I have a 1D text wave with chemical formulas. Now I want to sort them into categories. So for example: Formulas look like CxHyNzOp where x,y,z and p are all numerals and z could also be zero. From this superset, I want to filter out a subset with the formulas of the format CxHyOp, and put them in a new 1D text wave. Kindly advise how to do this. 

 

Many Thanks, 

Peeyush

Here is what I came up with:

Function ExtractFormula(Wave in)
    String searchFor = "^[cC][0-9][hH][0-9][oO][0-9]"
   
    String wList
    wfprintf wList, "%s;", in
   
    String strResult = GrepList(wList,searchFor)
    Wave/T wResult = ListToTextWave(strResult,";")
    Duplicate/O wResult, $(NameOfWave(in)+"_out")
End

Adjust the Grep string 'searchFor' to match your desired chemical formula.

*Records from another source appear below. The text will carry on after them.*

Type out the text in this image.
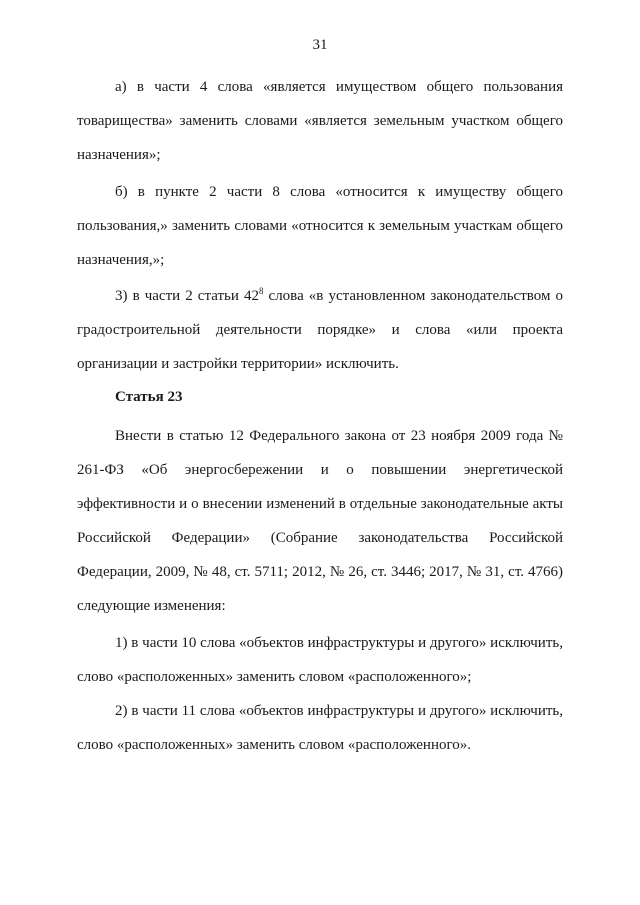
31

а) в части 4 слова «является имуществом общего пользования товарищества» заменить словами «является земельным участком общего назначения»;

б) в пункте 2 части 8 слова «относится к имуществу общего пользования,» заменить словами «относится к земельным участкам общего назначения,»;

3) в части 2 статьи $42^8$ слова «в установленном законодательством о градостроительной деятельности порядке» и слова «или проекта организации и застройки территории» исключить.

Статья 23

Внести в статью 12 Федерального закона от 23 ноября 2009 года № 261-ФЗ «Об энергосбережении и о повышении энергетической эффективности и о внесении изменений в отдельные законодательные акты Российской Федерации» (Собрание законодательства Российской Федерации, 2009, № 48, ст. 5711; 2012, № 26, ст. 3446; 2017, № 31, ст. 4766) следующие изменения:

1) в части 10 слова «объектов инфраструктуры и другого» исключить, слово «расположенных» заменить словом «расположенного»;

2) в части 11 слова «объектов инфраструктуры и другого» исключить, слово «расположенных» заменить словом «расположенного».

With chemical formula in proper syntax (capitalization), the search string can be shortened to this:

String searchFor = "^[C][0-9][H][0-9][O][0-9]"

 

These are amazing insights and they did the job! Thank you so much, chozo, jjweimer and tony! I deeply appreciate your taking out time to respond, and thoughts. 

It was working without declaring wave/T for the input. Doesn't a function input accepts both numeric and text waves or is that considered a 'bug'?

Huh. I guess wfprintf is one of those baffling Igor inconsistencies. In fact, of course, wfprintf needs to work with any wave type, so it probably determines the wave's type at run-time.

And if you want to avoid the list conversion and just return the result as free wave:

 

Function/WAVE ExtractFormula(Wave/T in)
    String searchFor = "^[CHO0-9]+$"
   
    Make/FREE/T/N=0 result
    Grep/E=searchFor in as result
   
    return result
End

 

It's always interesting to see how a problem gets successively ground down to the bare minimum here in the forum. I was somehow under the impression that Grep is only for files. Good to learn a new trick.